By analyzing existing cross correlation between Calamos Growth Fund and Europacific Growth Fund, you can compare the effects of market volatilities on Calamos Growth and Europacific Growth and check how they will diversify away market risk if combined in the same portfolio for a given time horizon. You can also utilize pair trading strategies of matching a long position in Calamos Growth with a short position of Europacific Growth. Check out your portfolio center. Please also check ongoing floating volatility patterns of Calamos Growth and Europacific Growth.
Diversification Opportunities for Calamos Growth and Europacific Growth
0.45 | Correlation Coefficient |
Very weak diversification
The 3 months correlation between Calamos and Europacific is 0.45. Overlapping area represents the amount of risk that can be diversified away by holding Calamos Growth Fund and Europacific Growth Fund in the same portfolio, assuming nothing else is changed. The correlation between historical prices or returns on Europacific Growth and Calamos Growth is a relative statistical measure of the degree to which these equity instruments tend to move together. The correlation coefficient measures the extent to which returns on Calamos Growth Fund are associated (or correlated) with Europacific Growth. Values of the correlation coefficient range from -1 to +1, where. The correlation of zero (0) is possible when the price movement of Europacific Growth has no effect on the direction of Calamos Growth i.e., Calamos Growth and Europacific Growth go up and down completely randomly.
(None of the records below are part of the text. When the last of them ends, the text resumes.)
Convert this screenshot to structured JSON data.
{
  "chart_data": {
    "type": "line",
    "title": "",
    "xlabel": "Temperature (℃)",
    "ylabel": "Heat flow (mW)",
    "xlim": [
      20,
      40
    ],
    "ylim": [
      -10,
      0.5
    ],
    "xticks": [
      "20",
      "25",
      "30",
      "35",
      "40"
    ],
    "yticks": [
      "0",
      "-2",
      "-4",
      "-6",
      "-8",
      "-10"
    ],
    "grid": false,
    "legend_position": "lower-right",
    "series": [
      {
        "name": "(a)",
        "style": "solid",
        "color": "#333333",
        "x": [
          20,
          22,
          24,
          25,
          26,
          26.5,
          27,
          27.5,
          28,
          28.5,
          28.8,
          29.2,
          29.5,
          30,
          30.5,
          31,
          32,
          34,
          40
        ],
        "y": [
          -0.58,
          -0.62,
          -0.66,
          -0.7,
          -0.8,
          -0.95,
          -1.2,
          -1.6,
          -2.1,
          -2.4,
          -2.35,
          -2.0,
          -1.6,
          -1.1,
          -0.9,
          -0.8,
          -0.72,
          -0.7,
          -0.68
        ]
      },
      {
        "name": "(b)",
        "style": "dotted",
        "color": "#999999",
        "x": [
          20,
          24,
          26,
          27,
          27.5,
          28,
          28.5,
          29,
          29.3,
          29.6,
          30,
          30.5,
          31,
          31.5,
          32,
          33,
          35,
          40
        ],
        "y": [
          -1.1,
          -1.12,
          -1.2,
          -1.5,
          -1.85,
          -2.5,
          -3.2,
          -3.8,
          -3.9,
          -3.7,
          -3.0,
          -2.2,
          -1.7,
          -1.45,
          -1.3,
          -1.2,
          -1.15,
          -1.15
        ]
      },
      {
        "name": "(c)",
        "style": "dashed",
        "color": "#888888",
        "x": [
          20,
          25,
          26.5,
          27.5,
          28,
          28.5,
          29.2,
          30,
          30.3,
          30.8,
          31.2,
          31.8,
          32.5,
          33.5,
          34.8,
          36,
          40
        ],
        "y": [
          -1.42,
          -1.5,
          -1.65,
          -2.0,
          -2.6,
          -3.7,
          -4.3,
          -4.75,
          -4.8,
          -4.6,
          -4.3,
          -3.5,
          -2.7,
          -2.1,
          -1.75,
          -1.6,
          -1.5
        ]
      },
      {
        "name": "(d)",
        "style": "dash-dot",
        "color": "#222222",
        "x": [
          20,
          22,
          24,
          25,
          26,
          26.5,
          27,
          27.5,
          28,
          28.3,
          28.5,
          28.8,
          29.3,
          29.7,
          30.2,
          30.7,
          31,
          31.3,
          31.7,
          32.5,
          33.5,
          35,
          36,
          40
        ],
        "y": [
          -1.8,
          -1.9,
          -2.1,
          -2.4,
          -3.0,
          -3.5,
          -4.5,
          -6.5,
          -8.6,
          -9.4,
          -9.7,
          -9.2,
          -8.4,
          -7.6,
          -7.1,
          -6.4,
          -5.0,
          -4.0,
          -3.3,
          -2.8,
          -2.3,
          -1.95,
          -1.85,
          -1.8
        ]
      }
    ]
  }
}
Pair Corralation between Calamos Growth and Europacific Growth
Assuming the 90 days horizon Calamos Growth is expected to generate 3.82 times less return on investment than Europacific Growth. In addition to that, Calamos Growth is 1.68 times more volatile than Europacific Growth Fund. It trades about 0.04 of its total potential returns per unit of risk. Europacific Growth Fund is currently generating about 0.24 per unit of volatility. If you would invest 5,428 in Europacific Growth Fund on October 24, 2024 and sell it today you would earn a total of 170.00 from holding Europacific Growth Fund or generate 3.13% return on investment over 90 days.
Time Period | 3 Months [change] |
Direction | Moves Together |
Strength | Weak |
Accuracy | 94.74% |
Values | Daily Returns |
Calamos Growth Fund vs. Europacific Growth Fund
Performance |
Timeline |
Calamos Growth |
Europacific Growth |
Calamos Growth and Europacific Growth Volatility Contrast
Predicted Return Density |
Returns |
Pair Trading with Calamos Growth and Europacific Growth
The main advantage of trading using opposite Calamos Growth and Europacific Growth positions is that it hedges away some unsystematic risk. Because of two separate transactions, even if Calamos Growth position performs unexpectedly, Europacific Growth can make up some of the losses. Pair trading also minimizes risk from directional movements in the market. For example, if an entire industry or sector drops because of unexpected headlines, the short position in Europacific Growth will offset losses from the drop in Europacific Growth's long position.Calamos Growth vs. Blackrock Science Technology | Calamos Growth vs. Pgim Jennison Technology | Calamos Growth vs. Goldman Sachs Technology | Calamos Growth vs. Fidelity Advisor Technology |
Europacific Growth vs. Income Fund Of | Europacific Growth vs. New World Fund | Europacific Growth vs. American Mutual Fund | Europacific Growth vs. American Mutual Fund |
Check out your portfolio center.Note that this page's information should be used as a complementary analysis to find the right mix of equity instruments to add to your existing portfolios or create a brand new portfolio. You can also try the Financial Widgets module to easily integrated Macroaxis content with over 30 different plug-and-play financial widgets.